I received a letter a few days ago from the University Librarian at the University of Georgia.
The letter said, in part, “We now have one of your guitars on display in the administrative suite at the Main Library. It’s the Fender you played at Sanford Stadium in 1972.” That was when I entertained at halftime of the Georgia vs. Tennessee football game.
I read the letter and couldn’t help but grin. Not because it was funny, but because of something that happened years ago.
In the late 1950’s when I was a student at the University, I was in that very same Main Library one night studying. In the middle of whatever school project it was that I was working on, I got an idea for a song. Suddenly my song idea became much more important than my studies, and without even realizing what I was doing, I turned my pencil around and, with the eraser pointed downward, I began to tap out a rhythm on the desk where I was seated. Under my breath I was singing a melody and putting together some lyrics.
The next tap was a tap on my shoulder. “Sir,” the librarian said sternly, “you are disturbing the other students. Please stop tapping your pencil on the desk. If you don’t, I’ll have to ask you to leave.”
I told her that I wasn’t even aware of the tapping and I promised to stop. She walked away, and I tried to go back to studying. But I couldn’t. This song idea was burning a hole in my brain, and before I knew it I was right back working on it again….tap, tap, tap. In a matter of minutes the librarian returned and politely told me I was no longer welcome in the library. I had to leave. I sheepishly gathered up my belongings and walked back to my room.

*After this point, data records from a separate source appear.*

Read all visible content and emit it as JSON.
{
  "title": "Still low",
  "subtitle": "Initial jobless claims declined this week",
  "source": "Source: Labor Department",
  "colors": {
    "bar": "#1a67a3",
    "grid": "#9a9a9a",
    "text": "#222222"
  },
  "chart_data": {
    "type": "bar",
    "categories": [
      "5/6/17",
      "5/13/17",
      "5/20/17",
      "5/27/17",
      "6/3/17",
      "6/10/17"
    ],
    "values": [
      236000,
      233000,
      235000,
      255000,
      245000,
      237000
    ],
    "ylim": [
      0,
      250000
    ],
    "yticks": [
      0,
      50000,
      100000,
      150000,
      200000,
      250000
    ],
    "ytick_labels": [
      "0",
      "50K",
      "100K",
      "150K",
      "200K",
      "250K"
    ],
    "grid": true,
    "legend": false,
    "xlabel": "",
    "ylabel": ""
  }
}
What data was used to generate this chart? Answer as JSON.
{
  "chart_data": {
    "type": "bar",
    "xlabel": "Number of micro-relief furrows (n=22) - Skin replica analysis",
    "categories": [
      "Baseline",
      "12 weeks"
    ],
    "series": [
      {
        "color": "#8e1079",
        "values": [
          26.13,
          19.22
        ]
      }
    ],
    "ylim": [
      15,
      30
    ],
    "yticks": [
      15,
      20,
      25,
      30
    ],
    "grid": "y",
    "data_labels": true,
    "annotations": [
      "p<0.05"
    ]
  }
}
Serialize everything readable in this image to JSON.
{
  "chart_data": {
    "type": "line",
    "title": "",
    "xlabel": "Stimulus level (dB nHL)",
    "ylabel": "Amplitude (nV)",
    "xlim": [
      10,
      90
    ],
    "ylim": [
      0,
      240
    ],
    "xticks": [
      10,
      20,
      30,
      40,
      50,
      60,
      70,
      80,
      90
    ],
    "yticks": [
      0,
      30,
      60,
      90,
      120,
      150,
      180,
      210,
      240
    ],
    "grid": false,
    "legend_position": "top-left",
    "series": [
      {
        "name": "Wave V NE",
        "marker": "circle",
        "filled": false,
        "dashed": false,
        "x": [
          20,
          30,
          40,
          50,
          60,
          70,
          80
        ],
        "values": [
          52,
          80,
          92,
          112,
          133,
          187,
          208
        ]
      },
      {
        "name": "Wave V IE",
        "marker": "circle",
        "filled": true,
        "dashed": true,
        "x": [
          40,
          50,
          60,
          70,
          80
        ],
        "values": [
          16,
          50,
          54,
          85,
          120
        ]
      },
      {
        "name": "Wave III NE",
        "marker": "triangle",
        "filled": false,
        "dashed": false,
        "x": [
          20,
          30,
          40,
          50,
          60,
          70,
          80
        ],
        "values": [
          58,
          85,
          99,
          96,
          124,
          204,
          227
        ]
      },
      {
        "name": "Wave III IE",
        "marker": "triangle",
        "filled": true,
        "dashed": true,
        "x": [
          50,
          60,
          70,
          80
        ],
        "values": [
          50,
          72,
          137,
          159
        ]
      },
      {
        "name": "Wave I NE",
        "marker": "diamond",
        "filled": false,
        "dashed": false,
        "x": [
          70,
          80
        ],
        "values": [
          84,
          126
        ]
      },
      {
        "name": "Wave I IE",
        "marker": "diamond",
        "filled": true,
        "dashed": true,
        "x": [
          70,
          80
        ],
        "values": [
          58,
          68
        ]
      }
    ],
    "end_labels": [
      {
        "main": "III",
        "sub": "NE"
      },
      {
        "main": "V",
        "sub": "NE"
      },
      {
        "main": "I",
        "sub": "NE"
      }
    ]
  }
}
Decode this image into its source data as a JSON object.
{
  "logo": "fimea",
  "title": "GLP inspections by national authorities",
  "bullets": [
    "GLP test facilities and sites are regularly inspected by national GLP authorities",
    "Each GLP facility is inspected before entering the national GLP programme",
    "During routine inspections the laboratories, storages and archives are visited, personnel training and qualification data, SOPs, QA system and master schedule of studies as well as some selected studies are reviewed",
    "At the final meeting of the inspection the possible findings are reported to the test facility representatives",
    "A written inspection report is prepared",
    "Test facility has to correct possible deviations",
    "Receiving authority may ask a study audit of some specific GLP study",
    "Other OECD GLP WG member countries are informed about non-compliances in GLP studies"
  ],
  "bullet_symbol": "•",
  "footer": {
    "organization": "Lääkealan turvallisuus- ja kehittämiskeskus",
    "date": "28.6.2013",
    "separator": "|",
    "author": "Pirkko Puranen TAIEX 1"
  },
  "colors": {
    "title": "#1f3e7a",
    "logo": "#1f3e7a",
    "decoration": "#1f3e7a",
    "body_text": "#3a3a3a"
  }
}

The song I was working on was called “Two Empty Arms,” and a few months after I got kicked out of the school library for writing it, it found its way to Nashville and onto a recording session by a then Texas disc jockey named Charlie Walker. And it ended up selling close to a million copies. Ray Price even sang harmony on it.
You say you’ve never heard of it? Well, I’m not surprised. It was not a hit, but it was on the flip side of the biggest hit Charlie Walker ever had, a song called “Pick Me Up On Your Way Down.” And it was included in Charlie’s hit album that followed. Every time “Pick Me Up On Your Way Down” sold a copy so did “Two Empty Arms.” Harlan Howard made a lot of money for writing the hit side, but I made just as much money on record sales as he did.
And now, over a half-century later, my guitar is being displayed in a place of honor inside the very same library that I got kicked out of for writing a song. Is that what you call poetic justice?
Or maybe Revenge Of The Nerd?
I don’t know, but whatever you call it, I love it.